The academic circles generally believe that in order not to be persecuted by the Qing government, Zhu Da completed his return to vulgarity by pretending to be crazy, and this album was created after he returned to vulgarity.

  Xiao Hongming, a member of the Chinese Artists Association who has studied the "Bada Shanren" for a long time, said that based on historical records and the title of the album, it can be known that the album was made by Zhu Da in an elegant collection and presented to friends.

"At the time, 59-year-old Zhu Da was a survivor of the former dynasty, and selling calligraphy and paintings became the main means of making a living. He also wanted to marry a wife and have children, so he was asking friends to help him find matches. This album is just as a reward for matchmaking."

  The title of the painting is "There is Liu Fun in the next place, but there is no offering to catch the moon. I want to fly to the west, parrot Qinzhou Long. A mountain", and the seal is "Bada Shanren".

"The paintings of flowers and birds in the Ming Dynasty were good at using metaphors. Here, Zhu Da learned from Su Shi's 'asking the wine to the blue sky' and Li Bai's 'asking the wine to the moon', drawing rabbits to describe the moon, and asking when friends can introduce marriage to themselves again. The first two sentences use allusions' "Liu Fen" uses Liu Fun's lack of salary to tease himself that he failed to marry a wife. The second half of the sentence uses the "parrot rubbing its back and is dumb" in the classic "Qiu Jing", implying that a friend is as useless as a parrot when it comes to matchmaking. Clear feedback." Xiao Hongming said that the titles on the pages of birds, fish, flowers, etc. in this book all have similar metaphors.

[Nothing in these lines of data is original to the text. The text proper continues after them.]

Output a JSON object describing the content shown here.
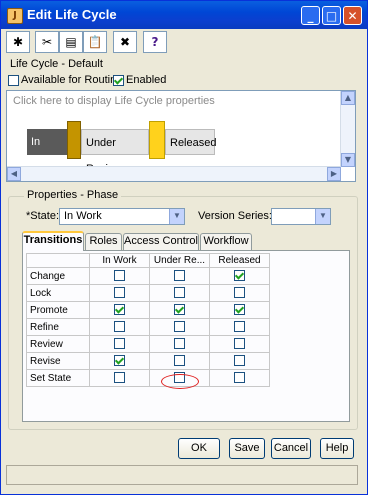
{
  "window": {
    "title": "Edit Life Cycle"
  },
  "toolbar": {
    "tools": [
      {
        "icon": "new-icon"
      },
      {
        "icon": "cut-icon"
      },
      {
        "icon": "copy-icon"
      },
      {
        "icon": "paste-icon"
      },
      {
        "icon": "delete-icon"
      },
      {
        "icon": "help-icon",
        "glyph": "?"
      }
    ]
  },
  "header": {
    "name": "Life Cycle - Default"
  },
  "options": {
    "routing_label": "Available for Routing",
    "routing_checked": false,
    "enabled_label": "Enabled",
    "enabled_checked": true
  },
  "lifecycle": {
    "hint": "Click here to display Life Cycle properties",
    "phases": [
      "In Work",
      "Under Review",
      "Released"
    ]
  },
  "properties": {
    "group_title": "Properties - Phase",
    "state_label": "*State:",
    "state_value": "In Work",
    "version_series_label": "Version Series:",
    "version_series_value": ""
  },
  "tabs": [
    "Transitions",
    "Roles",
    "Access Control",
    "Workflow"
  ],
  "transitions": {
    "columns": [
      "In Work",
      "Under Re...",
      "Released"
    ],
    "rows": [
      {
        "label": "Change",
        "values": [
          false,
          false,
          true
        ]
      },
      {
        "label": "Lock",
        "values": [
          false,
          false,
          false
        ]
      },
      {
        "label": "Promote",
        "values": [
          true,
          true,
          true
        ]
      },
      {
        "label": "Refine",
        "values": [
          false,
          false,
          false
        ]
      },
      {
        "label": "Review",
        "values": [
          false,
          false,
          false
        ]
      },
      {
        "label": "Revise",
        "values": [
          true,
          false,
          false
        ]
      },
      {
        "label": "Set State",
        "values": [
          false,
          false,
          false
        ]
      }
    ]
  },
  "buttons": {
    "ok": "OK",
    "save": "Save",
    "cancel": "Cancel",
    "help": "Help"
  },
  "colors": {
    "accent": "#0054e3",
    "phase_inwork": "#c49400",
    "phase_released": "#ffd21c",
    "annotation": "#e02020"
  }
}
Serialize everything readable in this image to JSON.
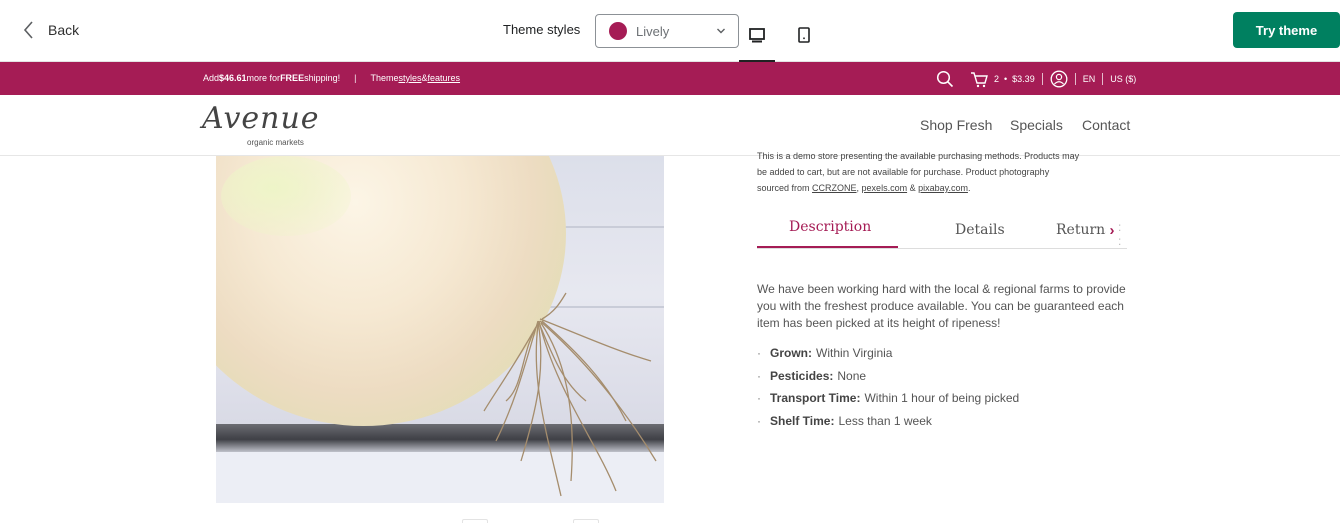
{
  "editor": {
    "back_label": "Back",
    "theme_styles_label": "Theme styles",
    "theme_style_value": "Lively",
    "theme_swatch_color": "#a51c55",
    "try_button": "Try theme",
    "try_button_color": "#008060",
    "device_desktop_icon": "desktop-icon",
    "device_mobile_icon": "tablet-icon"
  },
  "announcement": {
    "shipping_prefix": "Add ",
    "shipping_amount": "$46.61",
    "shipping_mid": " more for ",
    "shipping_free": "FREE",
    "shipping_suffix": " shipping!",
    "separator": "|",
    "theme_prefix": "Theme ",
    "theme_styles_link": "styles",
    "theme_amp": " & ",
    "theme_features_link": "features",
    "cart_count": "2",
    "cart_dot": "•",
    "cart_total": "$3.39",
    "language": "EN",
    "currency": "US ($)",
    "bar_color": "#a51c55"
  },
  "store": {
    "logo_script": "Avenue",
    "logo_sub": "organic markets",
    "nav": [
      "Shop Fresh",
      "Specials",
      "Contact"
    ]
  },
  "product": {
    "notice_line1": "This is a demo store presenting the available purchasing methods. Products may",
    "notice_line2": "be added to cart, but are not available for purchase. Product photography",
    "notice_line3_prefix": "sourced from ",
    "notice_link1": "CCRZONE",
    "notice_comma": ", ",
    "notice_link2": "pexels.com",
    "notice_amp": " & ",
    "notice_link3": "pixabay.com",
    "notice_end": ".",
    "tabs": [
      "Description",
      "Details",
      "Returns"
    ],
    "tab_overflow": ": :",
    "description": "We have been working hard with the local & regional farms to provide you with the freshest produce available. You can be guaranteed each item has been picked at its height of ripeness!",
    "attributes": [
      {
        "label": "Grown:",
        "value": "Within Virginia"
      },
      {
        "label": "Pesticides:",
        "value": "None"
      },
      {
        "label": "Transport Time:",
        "value": "Within 1 hour of being picked"
      },
      {
        "label": "Shelf Time:",
        "value": "Less than 1 week"
      }
    ],
    "bullet": "·"
  }
}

  Zhou Xiaojian, curator of the "Bada Shanren" Memorial Hall in Nanchang, said that after the age of 70, Zhu Da's brushwork gradually became more round and introverted, reaching the peak of his artistic career.

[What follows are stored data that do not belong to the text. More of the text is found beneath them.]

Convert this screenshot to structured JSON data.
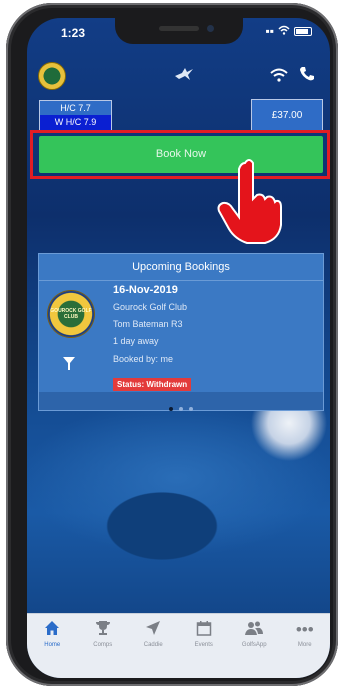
{
  "status_bar": {
    "time": "1:23"
  },
  "header": {
    "handicap": "H/C 7.7",
    "w_handicap": "W H/C 7.9",
    "balance": "£37.00"
  },
  "book_button_label": "Book Now",
  "upcoming": {
    "title": "Upcoming Bookings",
    "logo_text": "GOUROCK GOLF CLUB",
    "date": "16-Nov-2019",
    "club": "Gourock Golf Club",
    "player": "Tom Bateman R3",
    "days_away": "1 day away",
    "booked_by": "Booked by: me",
    "status": "Status: Withdrawn",
    "page_count": 3,
    "active_page": 1
  },
  "tabs": [
    {
      "label": "Home",
      "icon": "house-icon",
      "active": true
    },
    {
      "label": "Comps",
      "icon": "trophy-icon",
      "active": false
    },
    {
      "label": "Caddie",
      "icon": "navigation-arrow-icon",
      "active": false
    },
    {
      "label": "Events",
      "icon": "calendar-icon",
      "active": false
    },
    {
      "label": "GolfsApp",
      "icon": "users-icon",
      "active": false
    },
    {
      "label": "More",
      "icon": "more-dots-icon",
      "active": false
    }
  ],
  "colors": {
    "accent": "#2a6cc9",
    "book_green": "#34c45a",
    "highlight_red": "#e21d24",
    "status_red": "#e33b3b"
  }
}
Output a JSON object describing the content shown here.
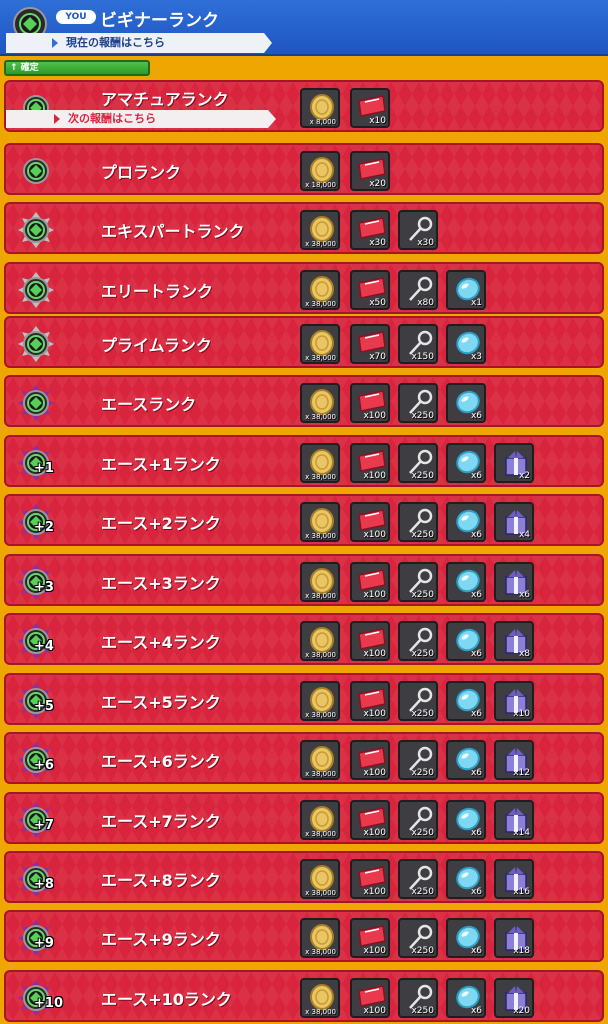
{
  "header": {
    "you_badge": "YOU",
    "title": "ビギナーランク",
    "ribbon": "現在の報酬はこちら"
  },
  "fixed_bar": "↑ 確定",
  "next_ribbon": "次の報酬はこちら",
  "colors": {
    "header_blue": "#1f55c0",
    "row_red": "#d8243c",
    "background_gold": "#f0a600",
    "confirm_green": "#3fae3a"
  },
  "reward_icon_names": {
    "coin": "gold-coin-icon",
    "ticket": "red-ticket-icon",
    "key": "silver-key-icon",
    "gem": "blue-gem-icon",
    "gift": "purple-gift-box-icon"
  },
  "ranks": [
    {
      "name": "アマチュアランク",
      "badge": "",
      "rewards": [
        "x 8,000",
        "x10"
      ]
    },
    {
      "name": "プロランク",
      "badge": "",
      "rewards": [
        "x 18,000",
        "x20"
      ]
    },
    {
      "name": "エキスパートランク",
      "badge": "",
      "rewards": [
        "x 38,000",
        "x30",
        "x30"
      ]
    },
    {
      "name": "エリートランク",
      "badge": "",
      "rewards": [
        "x 38,000",
        "x50",
        "x80",
        "x1"
      ]
    },
    {
      "name": "プライムランク",
      "badge": "",
      "rewards": [
        "x 38,000",
        "x70",
        "x150",
        "x3"
      ]
    },
    {
      "name": "エースランク",
      "badge": "",
      "rewards": [
        "x 38,000",
        "x100",
        "x250",
        "x6"
      ]
    },
    {
      "name": "エース+1ランク",
      "badge": "+1",
      "rewards": [
        "x 38,000",
        "x100",
        "x250",
        "x6",
        "x2"
      ]
    },
    {
      "name": "エース+2ランク",
      "badge": "+2",
      "rewards": [
        "x 38,000",
        "x100",
        "x250",
        "x6",
        "x4"
      ]
    },
    {
      "name": "エース+3ランク",
      "badge": "+3",
      "rewards": [
        "x 38,000",
        "x100",
        "x250",
        "x6",
        "x6"
      ]
    },
    {
      "name": "エース+4ランク",
      "badge": "+4",
      "rewards": [
        "x 38,000",
        "x100",
        "x250",
        "x6",
        "x8"
      ]
    },
    {
      "name": "エース+5ランク",
      "badge": "+5",
      "rewards": [
        "x 38,000",
        "x100",
        "x250",
        "x6",
        "x10"
      ]
    },
    {
      "name": "エース+6ランク",
      "badge": "+6",
      "rewards": [
        "x 38,000",
        "x100",
        "x250",
        "x6",
        "x12"
      ]
    },
    {
      "name": "エース+7ランク",
      "badge": "+7",
      "rewards": [
        "x 38,000",
        "x100",
        "x250",
        "x6",
        "x14"
      ]
    },
    {
      "name": "エース+8ランク",
      "badge": "+8",
      "rewards": [
        "x 38,000",
        "x100",
        "x250",
        "x6",
        "x16"
      ]
    },
    {
      "name": "エース+9ランク",
      "badge": "+9",
      "rewards": [
        "x 38,000",
        "x100",
        "x250",
        "x6",
        "x18"
      ]
    },
    {
      "name": "エース+10ランク",
      "badge": "+10",
      "rewards": [
        "x 38,000",
        "x100",
        "x250",
        "x6",
        "x20"
      ]
    }
  ]
}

At this stage before that, Zhu Da mostly used "square brushes" in his flower-and-bird paintings and calligraphy, because he had just returned from vulgarity and was in the transitional period of artistic creation to maturity.

It can be noticed that the calligraphy of the inscriptions in the painting is also open and closed, and the font size is intricate, which is also a sign that Zhu Da's creation is gradually becoming mature.

From 65 to 70 years old, Zhu Da's style basically stabilized, becoming more casual and "spicy".